Her way of speaking, inseparable from her foreign-sounding voice and the way her reflexive common sense did away with people’s — or, in this case, my — urgency, or at least the importance of their reasons: in her, all of this spoke to me of a sound and self-sufficient universe in which there was no doubt about names, colors, or memories. The unwavering simplicity embodied by Mirta del Soto did not reveal the advantages of a simple truth, nor did it possess the power of minor wisdom, but I was affected by the efficacy of her even, uncomplicated logic that worked like a portable magic kit, turning something complex into something simple and making the obscure transparent. Over the course of two weeks, I went to see her three more times, and on the fourth she let me wait for her near the exit of the registry.

I saw her without her uniform. She dressed carelessly, wearing a brown rain jacket over a red sweater. She wanted to go somewhere far from there, where her co-workers wouldn’t see her (she said colleagues: “where my colleagues won’t see me”). We walked along Uruguay toward Rivadavia. On the way, Mirta talked about her family, or what had become of it. She lived alone with her mother, who was bedridden. She had no husband and no children; her father, who had abandoned them in the distant past, was just a hazy memory. (Right away, I could tell she was lying; something indefinable, impossible to calculate, convinced me of it.) For some time, Mirta had wondered whether her mother might not have been pleased to have her, the daughter, all to herself after her father left.

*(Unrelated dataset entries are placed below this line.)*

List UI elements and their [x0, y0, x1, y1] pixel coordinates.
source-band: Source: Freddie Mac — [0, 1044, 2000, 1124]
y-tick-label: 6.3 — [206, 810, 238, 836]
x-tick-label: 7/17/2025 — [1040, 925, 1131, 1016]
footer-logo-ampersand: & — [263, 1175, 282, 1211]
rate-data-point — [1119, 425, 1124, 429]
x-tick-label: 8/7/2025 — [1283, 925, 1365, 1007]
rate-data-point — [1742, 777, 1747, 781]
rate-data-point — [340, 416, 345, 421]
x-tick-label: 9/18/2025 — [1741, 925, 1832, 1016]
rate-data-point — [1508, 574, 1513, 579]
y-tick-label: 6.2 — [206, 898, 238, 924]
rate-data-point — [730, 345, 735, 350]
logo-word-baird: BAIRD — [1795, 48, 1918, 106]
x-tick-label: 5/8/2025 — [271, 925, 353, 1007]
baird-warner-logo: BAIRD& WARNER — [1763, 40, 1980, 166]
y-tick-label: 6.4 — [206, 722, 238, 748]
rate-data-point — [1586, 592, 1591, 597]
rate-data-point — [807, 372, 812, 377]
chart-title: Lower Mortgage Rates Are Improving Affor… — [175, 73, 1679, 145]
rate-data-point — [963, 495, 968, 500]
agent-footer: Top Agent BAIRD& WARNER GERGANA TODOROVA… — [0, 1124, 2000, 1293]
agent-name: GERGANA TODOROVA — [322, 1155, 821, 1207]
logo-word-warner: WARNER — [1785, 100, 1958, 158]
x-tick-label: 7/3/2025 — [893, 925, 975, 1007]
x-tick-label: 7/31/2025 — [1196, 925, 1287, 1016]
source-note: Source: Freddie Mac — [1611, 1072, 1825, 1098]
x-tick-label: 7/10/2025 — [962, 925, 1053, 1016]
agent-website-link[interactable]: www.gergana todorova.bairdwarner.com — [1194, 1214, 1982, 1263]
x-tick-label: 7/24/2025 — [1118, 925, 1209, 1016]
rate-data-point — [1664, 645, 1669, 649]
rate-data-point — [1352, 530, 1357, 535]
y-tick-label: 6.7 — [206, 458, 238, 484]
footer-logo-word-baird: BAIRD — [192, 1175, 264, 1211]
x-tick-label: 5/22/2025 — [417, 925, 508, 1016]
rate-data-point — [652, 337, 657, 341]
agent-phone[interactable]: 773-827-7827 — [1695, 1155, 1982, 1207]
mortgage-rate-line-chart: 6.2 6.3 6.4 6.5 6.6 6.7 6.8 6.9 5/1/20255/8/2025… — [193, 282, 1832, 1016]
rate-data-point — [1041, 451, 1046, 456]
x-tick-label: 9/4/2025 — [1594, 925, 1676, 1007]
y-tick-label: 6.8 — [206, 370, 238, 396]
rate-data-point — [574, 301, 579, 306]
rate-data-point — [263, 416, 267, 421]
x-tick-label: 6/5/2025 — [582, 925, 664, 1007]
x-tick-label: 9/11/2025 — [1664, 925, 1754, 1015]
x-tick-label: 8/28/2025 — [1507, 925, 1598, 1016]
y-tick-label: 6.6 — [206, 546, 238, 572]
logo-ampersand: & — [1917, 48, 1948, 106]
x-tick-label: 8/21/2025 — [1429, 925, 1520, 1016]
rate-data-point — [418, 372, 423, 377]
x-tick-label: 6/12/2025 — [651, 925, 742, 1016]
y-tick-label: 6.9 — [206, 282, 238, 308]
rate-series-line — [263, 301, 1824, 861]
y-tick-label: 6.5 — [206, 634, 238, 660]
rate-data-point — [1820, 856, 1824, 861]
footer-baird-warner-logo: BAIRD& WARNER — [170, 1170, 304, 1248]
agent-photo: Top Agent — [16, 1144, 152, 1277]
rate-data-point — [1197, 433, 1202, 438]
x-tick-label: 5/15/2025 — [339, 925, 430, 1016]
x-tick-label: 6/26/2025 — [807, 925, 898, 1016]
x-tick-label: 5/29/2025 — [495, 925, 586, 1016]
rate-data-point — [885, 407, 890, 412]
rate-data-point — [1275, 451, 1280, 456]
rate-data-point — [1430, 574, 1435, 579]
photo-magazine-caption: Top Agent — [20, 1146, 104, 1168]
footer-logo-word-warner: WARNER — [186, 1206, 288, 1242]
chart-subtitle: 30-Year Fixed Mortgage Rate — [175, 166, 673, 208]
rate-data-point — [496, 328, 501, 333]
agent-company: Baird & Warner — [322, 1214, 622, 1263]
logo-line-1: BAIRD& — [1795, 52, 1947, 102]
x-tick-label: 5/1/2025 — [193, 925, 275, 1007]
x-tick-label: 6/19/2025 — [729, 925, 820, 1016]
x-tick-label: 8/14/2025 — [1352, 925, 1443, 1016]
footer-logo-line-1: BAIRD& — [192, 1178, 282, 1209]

What is more, she could be two, like during the stretches of time when her mother would call her Mirto, as though she were a boy. “So you see,” she said, making a gesture in the air, “there are always reasons to want to change your name,” alluding to my reticence to give my own. Once we got to Corrientes, it became harder for us to talk — I should admit that it didn’t really seem necessary, either — we could not walk next to one another on the narrow sidewalks, so instead we walked with her in front and me behind, our way often blocked by people waiting for buses or leaving stores and buildings.